Terlepas dari benar atau tidak kisah itu, versi yang menyatakan bahwa Kiai Abdul Allam punya anak tiga orang itu lebih banyak. Dan yang membuat lebih kuat karena berasal langsung dari catatan Prajjan sendiri.

Dengan demikian, pendapat yang lebih kuat menyatakan bahwa satu-satunya anak lelaki Kiai Abdul Allam ialah Kiai Abdul Kamal.

Namun untuk memastikan bahwa itu versi yang paling benar, tentu suatu hal yang mustahil. Karena terpaut masa yang cukup lama.

Hampir dipastikan tak ada satupun tokoh terdekat dengan masa hidup Kiai Prajjan ke-I dan ke-II yang masih hidup hingga saat ini.

Bindara Harits, salah satu keturunan Kiai Abdul Allam di Prajjan mengatakan, Kiai Abdul Kamal adalah anak bungsu Kiai Prajjan ke-I.

Sejak kecil, menurut cerita Harits, Kiai Abdul Kamal tidak tinggal dengan kedua orang tuanya. Beliau diasuh oleh orang lain.

”Kiai Abdul Kamal diasuh oleh seorang pertapa,” kata Bindara Harits, beberapa waktu lalu.

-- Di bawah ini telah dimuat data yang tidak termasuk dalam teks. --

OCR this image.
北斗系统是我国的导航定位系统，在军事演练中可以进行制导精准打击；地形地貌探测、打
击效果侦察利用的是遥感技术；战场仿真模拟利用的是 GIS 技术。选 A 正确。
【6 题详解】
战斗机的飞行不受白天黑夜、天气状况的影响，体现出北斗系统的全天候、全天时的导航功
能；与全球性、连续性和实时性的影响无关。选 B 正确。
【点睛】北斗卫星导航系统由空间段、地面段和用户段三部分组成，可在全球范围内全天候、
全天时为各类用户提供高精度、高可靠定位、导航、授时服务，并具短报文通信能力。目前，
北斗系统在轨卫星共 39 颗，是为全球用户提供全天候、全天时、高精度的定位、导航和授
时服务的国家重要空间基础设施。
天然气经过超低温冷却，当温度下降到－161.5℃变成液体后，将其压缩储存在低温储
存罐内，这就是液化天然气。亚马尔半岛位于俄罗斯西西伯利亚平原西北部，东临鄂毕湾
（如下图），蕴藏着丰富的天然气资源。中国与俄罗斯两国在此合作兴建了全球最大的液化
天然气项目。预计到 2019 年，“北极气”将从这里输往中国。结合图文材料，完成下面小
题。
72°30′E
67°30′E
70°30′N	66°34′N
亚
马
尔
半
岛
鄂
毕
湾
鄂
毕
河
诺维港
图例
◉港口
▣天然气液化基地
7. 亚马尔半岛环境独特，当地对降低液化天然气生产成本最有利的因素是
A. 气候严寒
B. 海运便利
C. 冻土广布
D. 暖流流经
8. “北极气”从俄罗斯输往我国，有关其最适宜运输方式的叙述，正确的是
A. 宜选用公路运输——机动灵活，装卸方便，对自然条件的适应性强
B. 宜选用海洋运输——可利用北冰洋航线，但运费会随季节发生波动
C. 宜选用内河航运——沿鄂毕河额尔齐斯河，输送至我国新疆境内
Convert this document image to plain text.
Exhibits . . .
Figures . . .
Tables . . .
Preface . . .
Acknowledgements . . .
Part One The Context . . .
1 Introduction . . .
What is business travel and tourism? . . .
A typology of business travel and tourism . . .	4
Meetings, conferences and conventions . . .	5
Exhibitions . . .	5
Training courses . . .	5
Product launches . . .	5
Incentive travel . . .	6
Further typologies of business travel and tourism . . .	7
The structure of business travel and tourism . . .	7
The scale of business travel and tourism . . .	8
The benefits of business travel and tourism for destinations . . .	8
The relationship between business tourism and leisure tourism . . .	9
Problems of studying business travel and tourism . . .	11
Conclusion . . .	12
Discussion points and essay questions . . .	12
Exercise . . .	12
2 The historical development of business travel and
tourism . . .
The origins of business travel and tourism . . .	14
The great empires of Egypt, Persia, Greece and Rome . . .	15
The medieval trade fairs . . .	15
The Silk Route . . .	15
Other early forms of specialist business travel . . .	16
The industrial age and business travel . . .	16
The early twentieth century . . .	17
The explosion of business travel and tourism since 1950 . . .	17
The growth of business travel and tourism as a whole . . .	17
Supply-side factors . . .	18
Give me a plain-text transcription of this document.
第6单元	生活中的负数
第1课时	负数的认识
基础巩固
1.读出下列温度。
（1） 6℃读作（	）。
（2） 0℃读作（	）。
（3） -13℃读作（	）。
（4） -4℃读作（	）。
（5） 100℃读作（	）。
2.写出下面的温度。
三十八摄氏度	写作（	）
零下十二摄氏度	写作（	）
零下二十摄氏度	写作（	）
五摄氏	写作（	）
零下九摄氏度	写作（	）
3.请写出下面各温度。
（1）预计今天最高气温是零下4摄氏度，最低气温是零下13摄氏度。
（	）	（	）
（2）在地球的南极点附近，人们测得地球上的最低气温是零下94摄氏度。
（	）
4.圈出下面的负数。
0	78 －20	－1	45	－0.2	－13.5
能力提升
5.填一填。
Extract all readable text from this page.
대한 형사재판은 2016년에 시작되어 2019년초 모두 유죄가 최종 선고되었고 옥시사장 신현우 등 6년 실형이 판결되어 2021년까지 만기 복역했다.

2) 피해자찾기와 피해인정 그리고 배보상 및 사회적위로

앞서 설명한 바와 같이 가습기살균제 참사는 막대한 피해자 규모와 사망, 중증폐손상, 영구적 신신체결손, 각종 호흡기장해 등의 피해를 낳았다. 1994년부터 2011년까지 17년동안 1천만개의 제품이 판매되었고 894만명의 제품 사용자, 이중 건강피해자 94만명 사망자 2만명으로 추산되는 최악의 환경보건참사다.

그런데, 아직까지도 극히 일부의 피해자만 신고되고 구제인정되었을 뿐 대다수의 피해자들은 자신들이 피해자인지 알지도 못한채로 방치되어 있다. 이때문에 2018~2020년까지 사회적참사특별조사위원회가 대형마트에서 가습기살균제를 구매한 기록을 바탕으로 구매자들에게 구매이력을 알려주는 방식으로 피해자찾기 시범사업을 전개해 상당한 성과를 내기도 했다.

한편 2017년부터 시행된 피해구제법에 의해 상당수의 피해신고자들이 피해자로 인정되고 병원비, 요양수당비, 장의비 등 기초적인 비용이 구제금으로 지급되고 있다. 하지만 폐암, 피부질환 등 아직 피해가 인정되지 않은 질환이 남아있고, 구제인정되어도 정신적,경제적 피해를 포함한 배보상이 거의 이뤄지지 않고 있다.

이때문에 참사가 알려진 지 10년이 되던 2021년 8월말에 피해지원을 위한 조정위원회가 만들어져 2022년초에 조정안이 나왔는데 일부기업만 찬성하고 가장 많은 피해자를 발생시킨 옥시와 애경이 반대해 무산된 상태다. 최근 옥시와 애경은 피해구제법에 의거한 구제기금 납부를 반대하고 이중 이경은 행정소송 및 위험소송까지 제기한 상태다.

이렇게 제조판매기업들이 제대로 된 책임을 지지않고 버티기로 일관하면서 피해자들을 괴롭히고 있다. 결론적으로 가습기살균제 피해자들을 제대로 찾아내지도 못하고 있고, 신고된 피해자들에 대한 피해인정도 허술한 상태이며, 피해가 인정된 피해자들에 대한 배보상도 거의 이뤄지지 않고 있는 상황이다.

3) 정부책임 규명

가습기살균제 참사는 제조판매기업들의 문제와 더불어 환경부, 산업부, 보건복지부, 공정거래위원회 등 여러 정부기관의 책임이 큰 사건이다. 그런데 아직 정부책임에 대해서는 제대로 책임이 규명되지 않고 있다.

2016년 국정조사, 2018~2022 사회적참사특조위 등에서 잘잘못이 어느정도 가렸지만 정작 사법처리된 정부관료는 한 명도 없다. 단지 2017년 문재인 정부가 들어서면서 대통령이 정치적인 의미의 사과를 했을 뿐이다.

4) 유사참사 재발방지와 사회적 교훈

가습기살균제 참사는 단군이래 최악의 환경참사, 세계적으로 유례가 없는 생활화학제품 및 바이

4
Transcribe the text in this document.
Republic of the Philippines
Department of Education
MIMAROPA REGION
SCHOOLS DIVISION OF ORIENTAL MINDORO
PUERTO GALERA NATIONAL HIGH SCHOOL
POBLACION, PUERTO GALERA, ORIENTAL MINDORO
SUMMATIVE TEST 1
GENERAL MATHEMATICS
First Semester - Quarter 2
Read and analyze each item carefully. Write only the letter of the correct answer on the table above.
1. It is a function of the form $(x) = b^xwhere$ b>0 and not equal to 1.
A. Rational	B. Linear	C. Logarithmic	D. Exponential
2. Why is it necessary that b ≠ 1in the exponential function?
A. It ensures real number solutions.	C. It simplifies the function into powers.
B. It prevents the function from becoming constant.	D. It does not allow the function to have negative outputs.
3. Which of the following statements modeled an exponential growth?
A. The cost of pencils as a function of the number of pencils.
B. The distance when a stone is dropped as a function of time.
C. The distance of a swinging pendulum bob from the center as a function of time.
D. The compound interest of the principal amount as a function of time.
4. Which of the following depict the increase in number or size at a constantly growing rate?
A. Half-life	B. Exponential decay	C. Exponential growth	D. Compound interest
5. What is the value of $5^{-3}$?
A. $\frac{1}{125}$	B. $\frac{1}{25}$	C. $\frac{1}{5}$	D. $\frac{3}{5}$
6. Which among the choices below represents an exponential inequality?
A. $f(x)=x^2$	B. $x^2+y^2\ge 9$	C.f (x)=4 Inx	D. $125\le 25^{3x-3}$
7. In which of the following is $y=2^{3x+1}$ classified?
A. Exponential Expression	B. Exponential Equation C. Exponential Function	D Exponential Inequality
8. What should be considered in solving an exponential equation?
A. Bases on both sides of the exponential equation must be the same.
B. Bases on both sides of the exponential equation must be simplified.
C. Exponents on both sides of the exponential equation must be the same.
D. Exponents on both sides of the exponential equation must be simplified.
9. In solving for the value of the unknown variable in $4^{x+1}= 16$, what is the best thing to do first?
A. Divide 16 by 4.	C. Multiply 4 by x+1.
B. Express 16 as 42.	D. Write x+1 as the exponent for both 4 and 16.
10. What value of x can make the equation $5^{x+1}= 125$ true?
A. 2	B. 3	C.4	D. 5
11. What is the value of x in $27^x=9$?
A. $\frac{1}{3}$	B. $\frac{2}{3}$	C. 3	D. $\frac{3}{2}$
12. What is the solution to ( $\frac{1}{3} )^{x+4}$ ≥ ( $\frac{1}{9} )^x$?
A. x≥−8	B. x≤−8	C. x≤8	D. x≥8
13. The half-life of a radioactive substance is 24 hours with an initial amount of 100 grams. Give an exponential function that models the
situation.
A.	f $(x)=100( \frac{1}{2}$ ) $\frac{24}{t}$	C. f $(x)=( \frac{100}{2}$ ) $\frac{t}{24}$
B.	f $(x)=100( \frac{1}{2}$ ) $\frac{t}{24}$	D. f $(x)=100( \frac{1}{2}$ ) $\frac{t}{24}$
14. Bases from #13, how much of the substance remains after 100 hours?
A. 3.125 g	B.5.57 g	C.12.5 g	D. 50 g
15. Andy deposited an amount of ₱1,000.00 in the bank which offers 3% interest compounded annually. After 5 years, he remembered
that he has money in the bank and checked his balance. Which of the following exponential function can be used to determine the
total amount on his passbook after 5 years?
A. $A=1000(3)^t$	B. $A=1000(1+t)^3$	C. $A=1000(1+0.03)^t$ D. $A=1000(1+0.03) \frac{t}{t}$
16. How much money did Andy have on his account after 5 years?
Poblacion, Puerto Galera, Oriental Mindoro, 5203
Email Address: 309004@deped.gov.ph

Pertapa ini tidak jelas siapa. Namun dimungkinkan seorang arifbillah yang jadzab.

Hal itu lantas berpengaruh pada pola pikir dan keilmuan yang diserap oleh Kiai Abdul Kamal. Konon, Kiai Abdul Kamal perilaku dzahirnya dikenal ‘nyeleneh’ dan melenceng dari syari’at. ”Amalan beliau justru banyak bertentangan dengan syari’at yang biasa kita anut,” jelas Harits.

Kiai Abdul Kamal dikenal sebagai penerus ayahnya Kiai Abdul Allam. Beliau dikenal sebagai Kiai Prajjan ke-II. Meski secara dzahir keadaan beliau terlihat banyak “menyimpang”, namun beliau dikenal sebagai alim besar.

Tidak sedikit yang nyantri pada beliau. Salah satu murid beliau ialah Kiai Zubair Sumber Anyar, Pamekasan.

 

Pintu Masuk Kompleks Pasarean Kiai-kiai Prajjan. (Foto: R. M. Farhan)
Pintu Masuk Kompleks Pasarean Kiai-kiai Prajjan. (Foto: R. M. Farhan)

Kiai Abdul Kamal diriwayatkan menikah dengan putri Kiai Asyhar, Penghulu Bagandan yang wafat di Bulangan bersama Raden Tumenggung Ario Adikoro IV (bupati Pamekasan) dalam peristiwa Ke’ Lessap.

Isteri Kiai Asyhar bersaudara dengan ibu Kiai Abdul Kamal, yaitu sama-sama putri dari Nyai Aminah binti Sunan Cendana. Sehingga, hubungan Kiai Abdul Kamal dengan isterinya sekaligus saudara sepupu.

Pada waktu peristiwa perang dengan Ke’ Lessap, menurut Bindara Harits, Kiai Abdul Kamal ikut membantu mertuanya dalam perang di Bulangan. Konon, baju Kiai Asyhar yang berlumuran darah masih tersimpan di Prajjan.

Sepeninggal Kiai Abdul Kamal, estafet pengasuh pesantren Prajjan jatuh pada putranya, Kiai Masajid. Hingga kini, dimulai dari Kiai Abdul Allam, sudah mencapai generasi kesepuluh, sebagai pengasuh pesantren yang kemudian diberi nama Nazhatut Thullab.